Appel à suspendre le dialogue
Un leader de la contestation a aussi appelé à suspendre les discussions politiques entre pouvoir et contestation, après les événements d’El-Obeid. «Nous ne pouvons pas nous assoir à la table des négociations avec ceux qui permettent de tuer des révolutionnaires», a affirmé dans un communiqué Siddig Youssef.
Mardi, le Conseil militaire et les chefs de la contestation doivent reprendre les négociations pour finaliser certains points en suspens après la conclusion d'un accord de partage du pouvoir le 17 juillet. Cet accord, obtenu après de difficiles négociations, prévoit un Conseil souverain composé de cinq militaires et six civils, chargé de mener la transition pendant un peu plus de trois ans.
Un comité technique représentant les deux parties doit tenir des discussions préliminaires lundi.
Enquête sur la dispersion du sit-in du 3 juin rejetée
L'appel à de nouveaux rassemblements émis lundi intervient alors que plusieurs manifestations ont eu lieu depuis samedi à Khartoum. Cela pour protester contre les conclusions d'une enquête officielle sur la répression meurtrière d'un sit-in de manifestants le 3 juin dans la capitale soudanaise, qui avait fait des dizaines de morts.
Cette enquête a conclu samedi 27 juillet à l'implication de huit paramilitaires, dont trois au moins sont membres des redoutées Forces de soutien rapide (RSF).

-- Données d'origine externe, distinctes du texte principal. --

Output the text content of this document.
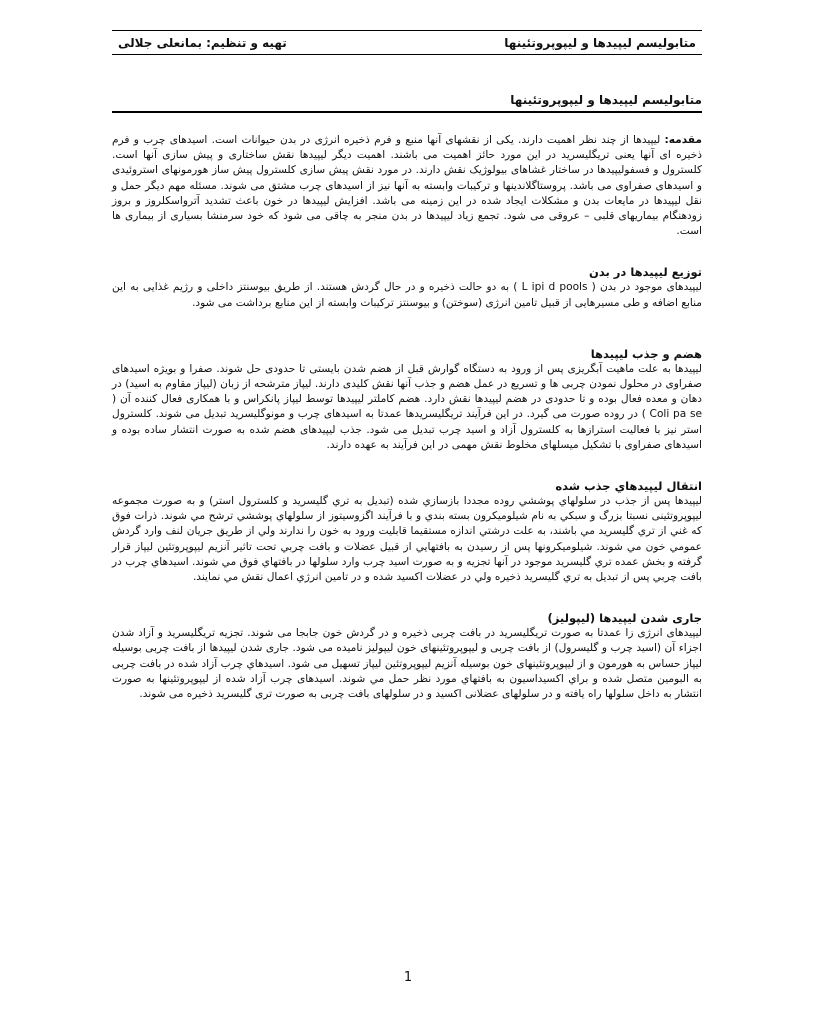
متابولیسم لیپیدها و لیپوپروتئینها
تهیه و تنظیم: بمانعلی جلالی
متابولیسم لیپیدها و لیپوپروتئینها

مقدمه: لیپیدها از چند نظر اهمیت دارند. یکی از نقشهای آنها منبع و فرم ذخیره انرژی در بدن حیوانات است. اسیدهای چرب و فرم ذخیره ای آنها یعنی تریگلیسرید در این مورد حائز اهمیت می باشند. اهمیت دیگر لیپیدها نقش ساختاری و پیش سازی آنها است. کلسترول و فسفولیپیدها در ساختار غشاهای بیولوژیک نقش دارند. در مورد نقش پیش سازی کلسترول پیش ساز هورمونهای استروئیدی و اسیدهای صفراوی می باشد. پروستاگلاندینها و ترکیبات وابسته به آنها نیز از اسیدهای چرب مشتق می شوند. مسئله مهم دیگر حمل و نقل لیپیدها در مایعات بدن و مشکلات ایجاد شده در این زمینه می باشد. افزایش لیپیدها در خون باعث تشدید آترواسکلروز و بروز زودهنگام بیماریهای قلبی – عروقی می شود. تجمع زیاد لیپیدها در بدن منجر به چاقی می شود که خود سرمنشا بسیاری از بیماری ها است.

توزیع لیپیدها در بدن

لیپیدهای موجود در بدن ( L ipi d pools ) به دو حالت ذخیره و در حال گردش هستند. از طریق بیوسنتز داخلی و رژیم غذایی به این منابع اضافه و طی مسیرهایی از قبیل تامین انرژی (سوختن) و بیوسنتز ترکیبات وابسته از این منابع برداشت می شود.

هضم و جذب لیپیدها

لیپیدها به علت ماهیت آبگریزی پس از ورود به دستگاه گوارش قبل از هضم شدن بایستی تا حدودی حل شوند. صفرا و بویژه اسیدهای صفراوی در محلول نمودن چربی ها و تسریع در عمل هضم و جذب آنها نقش کلیدی دارند. لیپاز مترشحه از زبان (لیپاز مقاوم به اسید) در دهان و معده فعال بوده و تا حدودی در هضم لیپیدها نقش دارد. هضم کاملتر لیپیدها توسط لیپاز پانکراس و با همکاری فعال کننده آن ( Coli pa se ) در روده صورت می گیرد. در این فرآیند تریگلیسریدها عمدتا به اسیدهای چرب و مونوگلیسرید تبدیل می شوند. کلسترول استر نیز با فعالیت استرازها به کلسترول آزاد و اسید چرب تبدیل می شود. جذب لیپیدهای هضم شده به صورت انتشار ساده بوده و اسیدهای صفراوی با تشکیل میسلهای مخلوط نقش مهمی در این فرآیند به عهده دارند.

انتقال ليپيدهاي جذب شده

لیپیدها پس از جذب در سلولهاي پوششي روده مجددا بازسازي شده (تبدیل به تري گلیسرید و كلسترول استر) و به صورت مجموعه لیپوپروتئینی نسبتا بزرگ و سبكي به نام شیلومیكرون بسته بندي و با فرآیند اگزوسیتوز از سلولهاي پوششي ترشح مي شوند. ذرات فوق كه غني از تري گليسريد مي باشند، به علت درشتي اندازه مستقيما قابليت ورود به خون را ندارند ولي از طريق جريان لنف وارد گردش عمومي خون مي شوند. شيلوميكرونها پس از رسيدن به بافتهايي از قبيل عضلات و بافت چربي تحت تاثير آنزيم ليپوپروتئين ليپاز قرار گرفته و بخش عمده تري گليسريد موجود در آنها تجزيه و به صورت اسيد چرب وارد سلولها در بافتهاي فوق مي شوند. اسيدهاي چرب در بافت چربي پس از تبديل به تري گليسريد ذخيره ولي در عضلات اكسيد شده و در تامين انرژي اعمال نقش مي نمايند.

جاری شدن لیپیدها (لیپولیز)

لیپیدهای انرژی زا عمدتا به صورت تریگلیسرید در بافت چربی ذخیره و در گردش خون جابجا می شوند. تجزیه تریگلیسرید و آزاد شدن اجزاء آن (اسید چرب و گلیسرول) از بافت چربی و لیپوپروتئینهای خون لیپولیز نامیده می شود. جاری شدن لیپیدها از بافت چربی بوسیله لیپاز حساس به هورمون و از لیپوپروتئینهای خون بوسیله آنزیم لیپوپروتئین لیپاز تسهیل می شود. اسیدهاي چرب آزاد شده در بافت چربی به البومین متصل شده و براي اکسیداسیون به بافتهاي مورد نظر حمل مي شوند. اسیدهای چرب آزاد شده از لیپوپروتئینها به صورت انتشار به داخل سلولها راه یافته و در سلولهای عضلانی اکسید و در سلولهای بافت چربی به صورت تری گلیسرید ذخیره می شوند.

1
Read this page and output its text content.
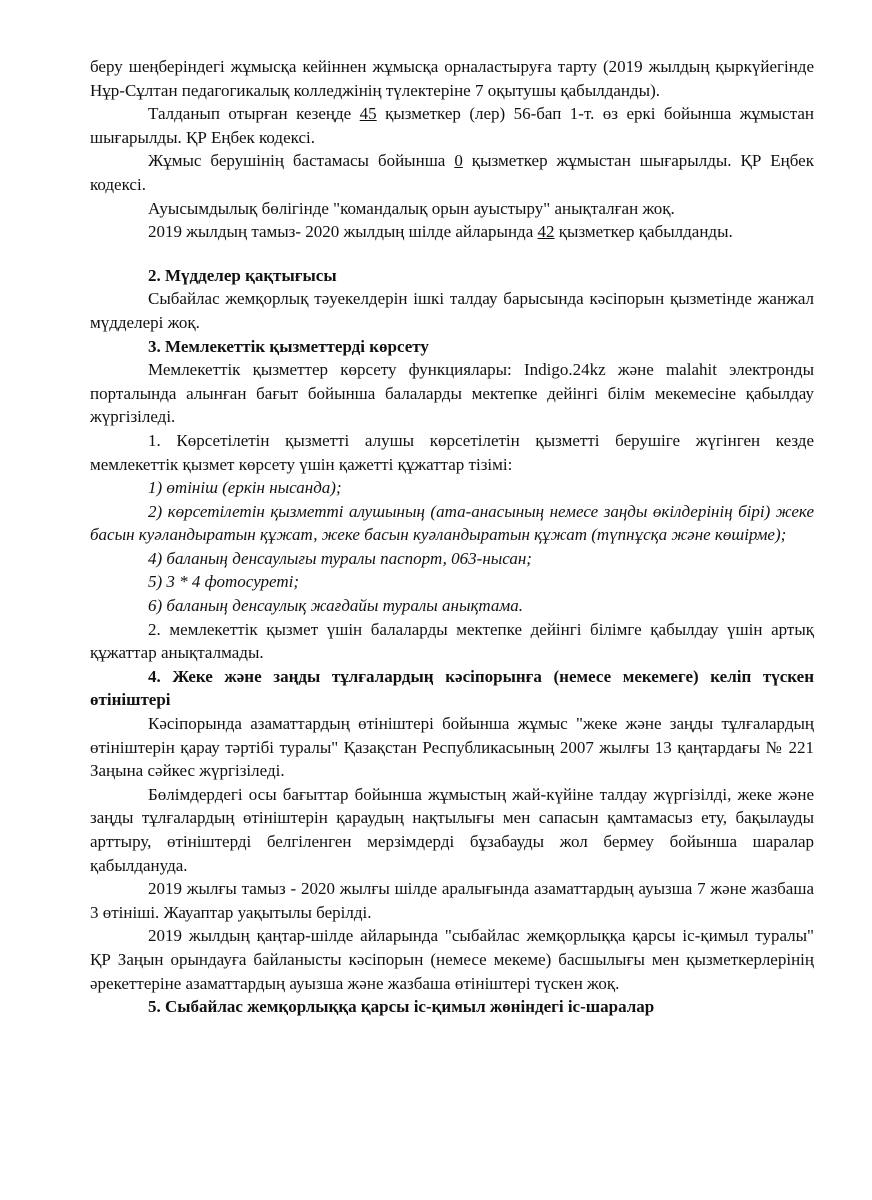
беру шеңберіндегі жұмысқа кейіннен жұмысқа орналастыруға тарту (2019 жылдың қыркүйегінде Нұр-Сұлтан педагогикалық колледжінің түлектеріне 7 оқытушы қабылданды).

Талданып отырған кезеңде 45 қызметкер (лер) 56-бап 1-т. өз еркі бойынша жұмыстан шығарылды. ҚР Еңбек кодексі.

Жұмыс берушінің бастамасы бойынша 0 қызметкер жұмыстан шығарылды. ҚР Еңбек кодексі.

Ауысымдылық бөлігінде "командалық орын ауыстыру" анықталған жоқ.

2019 жылдың тамыз- 2020 жылдың шілде айларында 42 қызметкер қабылданды.

2. Мүдделер қақтығысы

Сыбайлас жемқорлық тәуекелдерін ішкі талдау барысында кәсіпорын қызметінде жанжал мүдделері жоқ.

3. Мемлекеттік қызметтерді көрсету

Мемлекеттік қызметтер көрсету функциялары: Indigo.24kz және malahit электронды порталында алынған бағыт бойынша балаларды мектепке дейінгі білім мекемесіне қабылдау жүргізіледі.

1. Көрсетілетін қызметті алушы көрсетілетін қызметті берушіге жүгінген кезде мемлекеттік қызмет көрсету үшін қажетті құжаттар тізімі:

1) өтініш (еркін нысанда);

2) көрсетілетін қызметті алушының (ата-анасының немесе заңды өкілдерінің бірі) жеке басын куәландыратын құжат, жеке басын куәландыратын құжат (түпнұсқа және көшірме);

4) баланың денсаулығы туралы паспорт, 063-нысан;

5) 3 * 4 фотосуреті;

6) баланың денсаулық жағдайы туралы анықтама.

2. мемлекеттік қызмет үшін балаларды мектепке дейінгі білімге қабылдау үшін артық құжаттар анықталмады.

4. Жеке және заңды тұлғалардың кәсіпорынға (немесе мекемеге) келіп түскен өтініштері

Кәсіпорында азаматтардың өтініштері бойынша жұмыс "жеке және заңды тұлғалардың өтініштерін қарау тәртібі туралы" Қазақстан Республикасының 2007 жылғы 13 қаңтардағы № 221 Заңына сәйкес жүргізіледі.

Бөлімдердегі осы бағыттар бойынша жұмыстың жай-күйіне талдау жүргізілді, жеке және заңды тұлғалардың өтініштерін қараудың нақтылығы мен сапасын қамтамасыз ету, бақылауды арттыру, өтініштерді белгіленген мерзімдерді бұзабауды жол бермеу бойынша шаралар қабылдануда.

2019 жылғы тамыз - 2020 жылғы шілде аралығында азаматтардың ауызша 7 және жазбаша 3 өтініші. Жауаптар уақытылы берілді.

2019 жылдың қаңтар-шілде айларында "сыбайлас жемқорлыққа қарсы іс-қимыл туралы" ҚР Заңын орындауға байланысты кәсіпорын (немесе мекеме) басшылығы мен қызметкерлерінің әрекеттеріне азаматтардың ауызша және жазбаша өтініштері түскен жоқ.

5. Сыбайлас жемқорлыққа қарсы іс-қимыл жөніндегі іс-шаралар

Celles-ci sont dirigées par le numéro deux du Conseil militaire, Mohammed Hamdan Daglo, qui avait auparavant nié toute responsabilité de ses forces.
Les chefs de la contestation ont rejeté les conclusions de l'enquête, qui évoque un bilan des victimes moins élevé que le leur et exonère la responsabilité du Conseil militaire, qui a affirmé n'avoir pas donné les ordres pour la dispersion. Selon un comité de médecins proche des protestataires, 127 manifestants ont péri le 3 juin.
Depuis décembre, la répression de la contestation a fait 246 morts, y compris les 127 manifestants tués le 3 juin, selon le même comité de médecins.